Santa Anas are coming #avocados

It is Monday night and the Santa Anas are coming. 

High temperatures, low humidity, strong winds… everything that avocados hate is on tap later this week. Throughout the long cool summer just ended, I have known that this day was due to come, while I secretly hoped that our good weather would continue unimpeded. 

With hundreds of young trees facing their first serious stress, I find myself chewing over our preparations.

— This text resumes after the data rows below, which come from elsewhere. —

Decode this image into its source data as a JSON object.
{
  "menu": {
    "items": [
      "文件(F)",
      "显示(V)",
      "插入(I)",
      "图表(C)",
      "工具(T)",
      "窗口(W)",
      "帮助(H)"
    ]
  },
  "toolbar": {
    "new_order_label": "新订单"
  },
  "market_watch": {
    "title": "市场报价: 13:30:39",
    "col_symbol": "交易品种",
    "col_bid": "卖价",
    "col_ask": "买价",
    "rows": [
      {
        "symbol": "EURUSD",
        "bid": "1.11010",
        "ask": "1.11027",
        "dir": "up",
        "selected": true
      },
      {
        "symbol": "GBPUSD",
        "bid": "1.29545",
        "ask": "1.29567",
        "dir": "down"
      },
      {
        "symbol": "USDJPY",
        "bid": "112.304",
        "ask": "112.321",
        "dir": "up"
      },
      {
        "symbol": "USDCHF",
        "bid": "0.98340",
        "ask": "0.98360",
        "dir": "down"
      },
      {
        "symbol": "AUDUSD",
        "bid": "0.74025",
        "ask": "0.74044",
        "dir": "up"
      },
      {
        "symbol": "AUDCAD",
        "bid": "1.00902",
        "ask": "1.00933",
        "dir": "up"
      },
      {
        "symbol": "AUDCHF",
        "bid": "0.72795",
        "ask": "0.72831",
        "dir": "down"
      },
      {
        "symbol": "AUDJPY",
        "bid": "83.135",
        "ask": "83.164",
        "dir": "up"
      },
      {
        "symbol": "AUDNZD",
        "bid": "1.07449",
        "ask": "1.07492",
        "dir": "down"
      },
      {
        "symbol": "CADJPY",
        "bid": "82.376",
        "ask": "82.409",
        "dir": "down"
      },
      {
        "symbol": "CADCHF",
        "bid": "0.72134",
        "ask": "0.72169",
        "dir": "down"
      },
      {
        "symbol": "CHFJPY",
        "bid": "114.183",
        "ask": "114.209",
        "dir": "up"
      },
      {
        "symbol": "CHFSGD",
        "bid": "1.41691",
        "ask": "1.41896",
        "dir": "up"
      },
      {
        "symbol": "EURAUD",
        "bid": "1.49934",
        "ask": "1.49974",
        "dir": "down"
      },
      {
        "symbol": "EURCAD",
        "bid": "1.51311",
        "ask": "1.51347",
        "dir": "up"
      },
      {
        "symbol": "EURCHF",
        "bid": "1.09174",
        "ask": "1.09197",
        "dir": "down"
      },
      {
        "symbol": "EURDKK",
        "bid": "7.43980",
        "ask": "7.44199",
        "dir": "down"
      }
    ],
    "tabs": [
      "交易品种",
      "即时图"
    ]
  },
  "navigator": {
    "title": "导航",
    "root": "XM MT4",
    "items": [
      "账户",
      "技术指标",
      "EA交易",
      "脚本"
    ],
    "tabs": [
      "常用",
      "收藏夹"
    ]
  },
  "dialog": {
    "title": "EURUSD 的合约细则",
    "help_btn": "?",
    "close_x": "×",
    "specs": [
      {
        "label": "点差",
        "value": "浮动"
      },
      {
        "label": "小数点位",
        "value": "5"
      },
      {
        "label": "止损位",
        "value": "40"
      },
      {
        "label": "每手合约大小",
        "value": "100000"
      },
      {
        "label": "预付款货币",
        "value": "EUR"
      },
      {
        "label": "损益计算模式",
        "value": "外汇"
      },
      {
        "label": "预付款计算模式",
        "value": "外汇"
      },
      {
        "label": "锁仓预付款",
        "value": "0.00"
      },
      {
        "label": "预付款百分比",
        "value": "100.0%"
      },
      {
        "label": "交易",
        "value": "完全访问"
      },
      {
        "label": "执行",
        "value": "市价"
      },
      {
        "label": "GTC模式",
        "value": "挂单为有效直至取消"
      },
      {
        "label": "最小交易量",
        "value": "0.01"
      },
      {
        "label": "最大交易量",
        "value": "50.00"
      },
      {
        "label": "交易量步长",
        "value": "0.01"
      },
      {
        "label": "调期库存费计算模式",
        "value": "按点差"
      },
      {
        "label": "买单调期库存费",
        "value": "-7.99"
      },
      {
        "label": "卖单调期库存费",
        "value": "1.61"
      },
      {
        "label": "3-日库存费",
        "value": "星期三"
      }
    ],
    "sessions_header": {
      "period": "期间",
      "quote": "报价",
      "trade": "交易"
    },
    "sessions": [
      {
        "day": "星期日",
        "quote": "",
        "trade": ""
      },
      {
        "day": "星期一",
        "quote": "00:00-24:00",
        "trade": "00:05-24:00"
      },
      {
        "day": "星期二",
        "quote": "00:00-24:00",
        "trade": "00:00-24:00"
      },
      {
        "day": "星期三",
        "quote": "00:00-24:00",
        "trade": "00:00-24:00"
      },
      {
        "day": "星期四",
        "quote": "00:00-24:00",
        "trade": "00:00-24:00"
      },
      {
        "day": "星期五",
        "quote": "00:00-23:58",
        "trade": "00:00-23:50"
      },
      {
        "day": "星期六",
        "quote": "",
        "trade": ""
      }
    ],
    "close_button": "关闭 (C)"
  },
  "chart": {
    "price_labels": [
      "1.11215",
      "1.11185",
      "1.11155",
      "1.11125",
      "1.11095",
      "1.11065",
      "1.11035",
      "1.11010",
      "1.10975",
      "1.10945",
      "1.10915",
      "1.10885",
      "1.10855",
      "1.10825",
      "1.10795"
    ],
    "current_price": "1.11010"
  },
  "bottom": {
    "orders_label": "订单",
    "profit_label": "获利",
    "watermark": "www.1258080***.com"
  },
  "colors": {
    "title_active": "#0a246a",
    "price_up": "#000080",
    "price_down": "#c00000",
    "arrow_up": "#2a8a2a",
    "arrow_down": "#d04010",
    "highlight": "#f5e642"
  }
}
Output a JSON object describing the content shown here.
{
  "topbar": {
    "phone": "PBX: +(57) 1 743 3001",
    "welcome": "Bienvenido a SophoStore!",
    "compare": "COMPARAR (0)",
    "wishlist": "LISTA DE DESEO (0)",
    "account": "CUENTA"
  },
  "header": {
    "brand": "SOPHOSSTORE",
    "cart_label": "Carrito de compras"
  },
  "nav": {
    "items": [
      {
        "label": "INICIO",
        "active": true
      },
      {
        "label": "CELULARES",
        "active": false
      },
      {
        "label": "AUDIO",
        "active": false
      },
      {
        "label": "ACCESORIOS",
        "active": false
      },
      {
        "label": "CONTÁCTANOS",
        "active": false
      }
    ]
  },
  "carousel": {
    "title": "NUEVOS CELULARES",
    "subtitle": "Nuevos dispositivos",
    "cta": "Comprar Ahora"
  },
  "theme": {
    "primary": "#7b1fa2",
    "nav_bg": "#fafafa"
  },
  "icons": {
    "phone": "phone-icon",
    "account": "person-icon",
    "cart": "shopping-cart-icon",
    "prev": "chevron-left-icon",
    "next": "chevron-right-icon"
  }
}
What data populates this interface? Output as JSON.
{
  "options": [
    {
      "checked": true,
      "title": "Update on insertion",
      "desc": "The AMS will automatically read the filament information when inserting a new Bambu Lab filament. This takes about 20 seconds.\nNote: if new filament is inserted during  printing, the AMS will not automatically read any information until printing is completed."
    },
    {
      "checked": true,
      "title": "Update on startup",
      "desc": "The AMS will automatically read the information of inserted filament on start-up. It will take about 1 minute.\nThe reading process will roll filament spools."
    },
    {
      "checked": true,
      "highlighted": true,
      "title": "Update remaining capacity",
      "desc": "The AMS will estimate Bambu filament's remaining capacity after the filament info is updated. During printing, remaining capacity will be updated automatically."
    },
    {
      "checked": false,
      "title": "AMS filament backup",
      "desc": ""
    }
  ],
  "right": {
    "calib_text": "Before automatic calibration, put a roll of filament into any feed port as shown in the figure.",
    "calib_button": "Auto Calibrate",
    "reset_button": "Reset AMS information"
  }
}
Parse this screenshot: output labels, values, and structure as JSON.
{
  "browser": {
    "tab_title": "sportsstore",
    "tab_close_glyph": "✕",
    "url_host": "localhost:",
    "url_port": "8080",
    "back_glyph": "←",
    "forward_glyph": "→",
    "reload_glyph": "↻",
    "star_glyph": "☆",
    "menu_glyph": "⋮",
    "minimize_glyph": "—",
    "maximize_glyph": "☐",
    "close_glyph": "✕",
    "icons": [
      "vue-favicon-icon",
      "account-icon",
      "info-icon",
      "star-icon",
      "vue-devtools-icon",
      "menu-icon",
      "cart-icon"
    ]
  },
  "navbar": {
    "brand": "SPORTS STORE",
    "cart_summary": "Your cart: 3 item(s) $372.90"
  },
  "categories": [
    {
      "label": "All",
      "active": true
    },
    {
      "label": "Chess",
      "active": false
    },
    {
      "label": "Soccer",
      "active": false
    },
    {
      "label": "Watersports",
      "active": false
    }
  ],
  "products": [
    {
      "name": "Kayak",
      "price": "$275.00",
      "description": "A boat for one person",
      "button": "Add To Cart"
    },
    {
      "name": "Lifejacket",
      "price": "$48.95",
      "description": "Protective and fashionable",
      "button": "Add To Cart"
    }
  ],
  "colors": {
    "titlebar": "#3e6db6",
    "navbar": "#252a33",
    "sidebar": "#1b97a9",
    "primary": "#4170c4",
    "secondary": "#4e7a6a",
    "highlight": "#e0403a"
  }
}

Are we ready? Much of the last few weeks has been spent staking and bracing limbs that are vulnerable to breakage because of a heavy fruit load on our 6 year old trees. Should I add some more? All the trees have been watered religiously, making sure they are strong and hydrated in anticipation of this event. I plan to irrigate again on Wednesday, just ahead of the winds. Is it time to upgrade the irrigation to accommodate the newest tree’s greater size? And if so, do I give them the next size dripper, or jump straight ahead to the micro-sprinklers? The kaolin clay I applied over the summer to protect the leaves and trunks from the harsh sun is still there, but does it need to be refreshed? In some spots it is a bit thin. In others the lush new growth is proud but unprotected.  Maybe I should whitewash just the most vulnerable looking trees with more clay.

Right now, the forecast for the wind event isn’t too scary. A relatively mild Santa Ana is expected Thursday. But If I am going to make these changes, I only have so much time to do them, and the winds are notoriously unpredictable. 

It occurs to me how invested I have become in these young trees. Economically of course, but also emotionally. The reasonable part of my mind tries its best to reassure the rest of me that all is fine. That a little loss is all part of the game, and that we have prepared as best we can. Tomorrow I can check the forecast again. I can make changes. We can run additional water to ease the stress. There are options.

I take a break from writing to check the forecast. Again. It hasn’t changed.

I accept, albeit with some discomfort, that we are where we need to be.

I hit “publish”, and shut down the laptop for the night, knowing that I’ll be revisiting all tonight’s choices before breakfast.